Basic Radio is a free introductory textbook on electronics based on tubes. See the editorial for more information....  # Beat-Frequency Oscillators

Author: J.B. Hoag Fig. 29 I. A beat-frequency oscillator

In Fig. 29 I, the voltage output from two oscillators is fed into a common detector. The result is a " beat-note " whose frequency is equal to the difference in frequency between those of the two oscillators. This can be understood from Fig. 29 J. By simple addition, point by point, of the voltages of the two oscillators, the detector's input voltage can be plotted, as in the third curve from the top. It will rise and fall at the difference-frequency previously mentioned. Because the detector passes only the positive half-cycles, and because condenser C (Fig. 29 I) bypasses the higher frequency pulses, the voltage fluctuations across B follow only the average, rectified curve (dotted line Fig. 29 J) of the input voltage (as indicated in the fourth curve down from the top of Fig. 29 J). The fluctuating voltages across R are passed through a condenser to the amplifier and on to the output circuits. Fig. 29 J. Principle of beats

Suppose the frequency of the fixed oscillator of Fig. 29 I were established at 200,000 cycles per second, while that of the variable oscillator was changed (by varying its tank condenser) from 200,000 to 210,000 cycles per second. Then the beat-frequency heard in a loudspeaker connected to the output terminals would change from zero to 10,000. Thus, with a single dial control on the condenser of the variable oscillator, the entire audio band can be covered.

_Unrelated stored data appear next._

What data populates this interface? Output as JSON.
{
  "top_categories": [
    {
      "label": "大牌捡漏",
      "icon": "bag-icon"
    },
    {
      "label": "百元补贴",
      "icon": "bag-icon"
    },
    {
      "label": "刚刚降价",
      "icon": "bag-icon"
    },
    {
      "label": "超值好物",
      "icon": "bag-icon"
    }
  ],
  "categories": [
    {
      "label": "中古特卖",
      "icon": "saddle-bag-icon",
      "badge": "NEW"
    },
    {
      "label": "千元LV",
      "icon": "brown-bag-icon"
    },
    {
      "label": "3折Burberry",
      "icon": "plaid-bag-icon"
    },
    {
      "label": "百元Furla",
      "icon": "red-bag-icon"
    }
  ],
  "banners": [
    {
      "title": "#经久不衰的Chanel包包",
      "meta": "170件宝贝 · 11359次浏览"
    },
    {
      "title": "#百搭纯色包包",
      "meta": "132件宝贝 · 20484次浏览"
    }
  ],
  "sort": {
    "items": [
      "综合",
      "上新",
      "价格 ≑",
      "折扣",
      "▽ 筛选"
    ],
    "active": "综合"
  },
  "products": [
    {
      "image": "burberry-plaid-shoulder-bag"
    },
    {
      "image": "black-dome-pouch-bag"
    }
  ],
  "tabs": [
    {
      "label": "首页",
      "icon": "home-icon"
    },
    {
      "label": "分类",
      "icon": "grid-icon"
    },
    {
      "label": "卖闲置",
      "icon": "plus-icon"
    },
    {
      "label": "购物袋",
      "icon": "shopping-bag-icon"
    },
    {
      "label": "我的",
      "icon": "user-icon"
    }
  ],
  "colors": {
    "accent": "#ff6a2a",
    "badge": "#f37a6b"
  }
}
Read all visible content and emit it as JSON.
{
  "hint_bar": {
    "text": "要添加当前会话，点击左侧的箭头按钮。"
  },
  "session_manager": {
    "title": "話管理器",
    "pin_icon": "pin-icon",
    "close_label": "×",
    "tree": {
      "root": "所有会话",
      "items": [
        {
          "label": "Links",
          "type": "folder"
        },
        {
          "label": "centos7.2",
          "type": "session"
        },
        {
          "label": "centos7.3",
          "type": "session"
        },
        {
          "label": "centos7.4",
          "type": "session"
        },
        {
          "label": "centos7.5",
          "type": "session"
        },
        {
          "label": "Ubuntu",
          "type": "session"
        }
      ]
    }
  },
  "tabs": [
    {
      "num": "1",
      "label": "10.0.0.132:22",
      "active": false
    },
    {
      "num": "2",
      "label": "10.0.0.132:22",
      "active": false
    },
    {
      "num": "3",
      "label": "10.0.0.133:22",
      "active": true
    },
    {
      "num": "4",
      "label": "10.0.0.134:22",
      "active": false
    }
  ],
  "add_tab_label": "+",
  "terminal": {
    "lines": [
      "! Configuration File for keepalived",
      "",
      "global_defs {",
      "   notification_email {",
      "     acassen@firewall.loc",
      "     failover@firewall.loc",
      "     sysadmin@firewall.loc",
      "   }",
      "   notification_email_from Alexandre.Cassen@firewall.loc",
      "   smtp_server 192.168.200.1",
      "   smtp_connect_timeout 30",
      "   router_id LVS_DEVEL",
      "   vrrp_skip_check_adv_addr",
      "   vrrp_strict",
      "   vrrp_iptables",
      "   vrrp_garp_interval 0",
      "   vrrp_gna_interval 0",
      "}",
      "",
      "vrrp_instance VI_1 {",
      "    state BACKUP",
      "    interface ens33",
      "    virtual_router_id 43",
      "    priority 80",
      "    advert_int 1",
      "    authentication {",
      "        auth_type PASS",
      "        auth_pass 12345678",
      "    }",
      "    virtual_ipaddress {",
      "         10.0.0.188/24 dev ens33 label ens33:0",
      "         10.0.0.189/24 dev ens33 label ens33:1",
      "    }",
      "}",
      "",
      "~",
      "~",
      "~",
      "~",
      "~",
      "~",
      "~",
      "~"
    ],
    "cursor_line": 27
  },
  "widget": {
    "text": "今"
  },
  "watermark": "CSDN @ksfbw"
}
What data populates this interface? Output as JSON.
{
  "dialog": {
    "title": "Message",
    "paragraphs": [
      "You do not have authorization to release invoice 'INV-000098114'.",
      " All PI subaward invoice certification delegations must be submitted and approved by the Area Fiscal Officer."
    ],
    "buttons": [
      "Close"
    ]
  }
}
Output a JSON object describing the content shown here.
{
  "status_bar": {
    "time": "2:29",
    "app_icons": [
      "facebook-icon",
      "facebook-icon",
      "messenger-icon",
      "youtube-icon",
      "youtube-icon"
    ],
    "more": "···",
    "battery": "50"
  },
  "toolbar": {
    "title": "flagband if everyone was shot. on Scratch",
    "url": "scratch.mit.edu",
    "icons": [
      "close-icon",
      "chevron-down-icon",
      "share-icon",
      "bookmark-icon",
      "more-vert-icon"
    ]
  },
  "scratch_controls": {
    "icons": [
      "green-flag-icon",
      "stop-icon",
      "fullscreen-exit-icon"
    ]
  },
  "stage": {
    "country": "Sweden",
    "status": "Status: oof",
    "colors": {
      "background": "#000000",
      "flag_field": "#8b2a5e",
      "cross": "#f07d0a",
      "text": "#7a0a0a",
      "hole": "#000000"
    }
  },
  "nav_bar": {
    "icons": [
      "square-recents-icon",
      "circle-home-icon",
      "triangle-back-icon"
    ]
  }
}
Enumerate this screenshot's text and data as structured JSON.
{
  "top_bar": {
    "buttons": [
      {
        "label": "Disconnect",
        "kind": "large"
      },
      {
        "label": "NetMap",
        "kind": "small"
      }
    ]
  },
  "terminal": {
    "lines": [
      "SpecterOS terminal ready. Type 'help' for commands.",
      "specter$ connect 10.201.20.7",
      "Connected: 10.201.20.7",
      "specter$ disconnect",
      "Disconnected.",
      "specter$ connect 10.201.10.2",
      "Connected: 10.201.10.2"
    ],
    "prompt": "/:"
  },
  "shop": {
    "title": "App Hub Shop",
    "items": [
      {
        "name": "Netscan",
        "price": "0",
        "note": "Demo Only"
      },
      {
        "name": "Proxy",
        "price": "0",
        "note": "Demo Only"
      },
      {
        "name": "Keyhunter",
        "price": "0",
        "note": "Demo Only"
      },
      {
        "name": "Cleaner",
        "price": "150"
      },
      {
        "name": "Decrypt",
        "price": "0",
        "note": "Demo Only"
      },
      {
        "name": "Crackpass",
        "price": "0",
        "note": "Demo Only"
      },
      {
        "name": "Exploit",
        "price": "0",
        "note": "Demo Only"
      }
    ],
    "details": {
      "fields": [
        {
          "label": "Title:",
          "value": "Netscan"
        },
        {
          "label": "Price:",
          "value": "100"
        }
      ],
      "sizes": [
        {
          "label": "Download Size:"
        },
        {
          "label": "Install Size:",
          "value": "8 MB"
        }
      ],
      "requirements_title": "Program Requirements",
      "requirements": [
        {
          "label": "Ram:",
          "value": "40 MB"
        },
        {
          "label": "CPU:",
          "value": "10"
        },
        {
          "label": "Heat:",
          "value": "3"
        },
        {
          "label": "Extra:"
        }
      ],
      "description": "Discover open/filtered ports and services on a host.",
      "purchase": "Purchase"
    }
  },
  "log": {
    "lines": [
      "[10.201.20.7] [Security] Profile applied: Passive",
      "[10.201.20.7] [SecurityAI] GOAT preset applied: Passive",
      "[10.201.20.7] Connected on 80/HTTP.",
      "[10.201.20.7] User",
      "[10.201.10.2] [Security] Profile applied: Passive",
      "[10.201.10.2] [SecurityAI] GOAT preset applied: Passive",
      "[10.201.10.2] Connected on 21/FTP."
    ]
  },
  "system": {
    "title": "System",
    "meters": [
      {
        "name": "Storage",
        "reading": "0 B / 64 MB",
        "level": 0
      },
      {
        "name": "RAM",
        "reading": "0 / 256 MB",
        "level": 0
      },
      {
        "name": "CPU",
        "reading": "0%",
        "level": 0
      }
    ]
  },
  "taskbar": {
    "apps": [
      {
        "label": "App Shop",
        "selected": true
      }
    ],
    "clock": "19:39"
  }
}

When the two oscillators have nearly the same frequency, they tend to " pull-in," the stronger one forcing the weaker one to assume its frequency. This tendency can be overcome by use of a buffer-amplifier (which is just like any other amplifier covering the proper frequency range) and by injecting the two oscillator voltages into the detector on two separate grids, with a screen grid between, as indicated in Fig 29 I

The production of beats is referred to as a heterodyne process. Hetero means to mix and dyne is a unit of force; hence — a mixture of the outputs of the two oscillators.

Suppose the fixed frequency was 1,000,000, and the other frequency was 1,000,401 cycles per second. The beat-note would have a frequency of 401 cycles per second. Let this be beat a second time against a 400-cycle oscillator. The second beat-note would be 1 cycle per second. Now change the variable oscillator by only one part in a million, to 1,000,402. The second-beat would change from 1 to 2 cycles per second, a very noticeable difference. It does not require a very large change in the capacitance of an oscillator to shift its frequency by this small amount. If the plates are moved closer together by one one-millionth of an inch, the change can be detected. Any other shift in the variable oscillator, in its capacitance, resistance, inductance, or voltages can be observed with equal delicacy.